Fair Trade, Immigrant Rights, Free Labor
Following up on last week's post, what's odd is that folks like myself who promote tighter fair trade rules can be accused of trying to help American workers by focusing "on finding ways to keep the Chinese population trapped in crushing poverty," while when we talk about immigration, a person like Michael Lind refers to progressives as "dupes and allies on the fringe left" that help foreign immigrants at the expense of American workers.
When you see these kinds of completely opposite accusations, you can usually bet that the DC/mainstream media paradigm is not really making room for understanding a pretty basic dissent from its politics. Right now, we have a recognized rightwing policy position that supports free trade combined with xenophobic anti-immigrant politics versus a liberal free trade position that promotes a bit more immigration, but in highly controlled guest worker conditions serving corporate interests combined with trade deals with token labor provisions that still are designed based on corporate interests.

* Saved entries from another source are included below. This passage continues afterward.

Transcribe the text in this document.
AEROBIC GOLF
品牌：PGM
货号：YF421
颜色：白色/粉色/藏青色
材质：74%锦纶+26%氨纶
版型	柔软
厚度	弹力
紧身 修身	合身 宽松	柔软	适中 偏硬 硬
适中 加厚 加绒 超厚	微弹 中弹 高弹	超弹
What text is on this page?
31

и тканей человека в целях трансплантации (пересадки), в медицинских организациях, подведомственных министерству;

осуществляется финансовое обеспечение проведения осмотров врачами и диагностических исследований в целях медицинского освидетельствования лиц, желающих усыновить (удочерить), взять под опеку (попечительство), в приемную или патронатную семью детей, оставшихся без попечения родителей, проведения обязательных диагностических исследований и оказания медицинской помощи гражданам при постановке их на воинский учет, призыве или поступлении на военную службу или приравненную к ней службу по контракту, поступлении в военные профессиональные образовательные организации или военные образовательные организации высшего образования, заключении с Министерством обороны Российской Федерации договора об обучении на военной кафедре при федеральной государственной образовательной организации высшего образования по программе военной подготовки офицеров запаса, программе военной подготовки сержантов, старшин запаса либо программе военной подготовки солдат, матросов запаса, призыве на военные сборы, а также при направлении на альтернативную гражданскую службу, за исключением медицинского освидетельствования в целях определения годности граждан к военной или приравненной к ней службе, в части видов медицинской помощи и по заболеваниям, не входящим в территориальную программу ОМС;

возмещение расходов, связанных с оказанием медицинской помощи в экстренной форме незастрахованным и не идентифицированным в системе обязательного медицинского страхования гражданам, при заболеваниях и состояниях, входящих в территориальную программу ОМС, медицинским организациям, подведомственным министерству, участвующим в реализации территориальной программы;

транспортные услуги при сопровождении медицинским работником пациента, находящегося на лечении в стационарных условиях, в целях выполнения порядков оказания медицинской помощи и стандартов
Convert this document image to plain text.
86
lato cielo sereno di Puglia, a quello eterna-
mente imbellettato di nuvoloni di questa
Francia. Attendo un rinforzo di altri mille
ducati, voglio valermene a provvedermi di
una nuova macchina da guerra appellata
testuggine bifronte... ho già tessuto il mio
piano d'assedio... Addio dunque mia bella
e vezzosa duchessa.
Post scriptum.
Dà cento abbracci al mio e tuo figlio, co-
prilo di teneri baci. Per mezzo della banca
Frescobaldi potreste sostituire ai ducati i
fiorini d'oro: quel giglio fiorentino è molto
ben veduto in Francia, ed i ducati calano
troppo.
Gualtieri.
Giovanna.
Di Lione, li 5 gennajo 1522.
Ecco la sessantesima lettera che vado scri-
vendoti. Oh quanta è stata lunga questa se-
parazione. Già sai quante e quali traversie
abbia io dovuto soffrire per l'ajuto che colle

What's missing is a basic debate on why we have international policies that give corporate capital the right to cross borders at will, make contracts freely without government interference, then pull investments out when governments demand corporate accountability, yet labor is denied similar freedom on a global basis. The fair trade-immigrant rights position actually boils down to a simple demand: give labor at least the same rights as corporate capital in the global economy.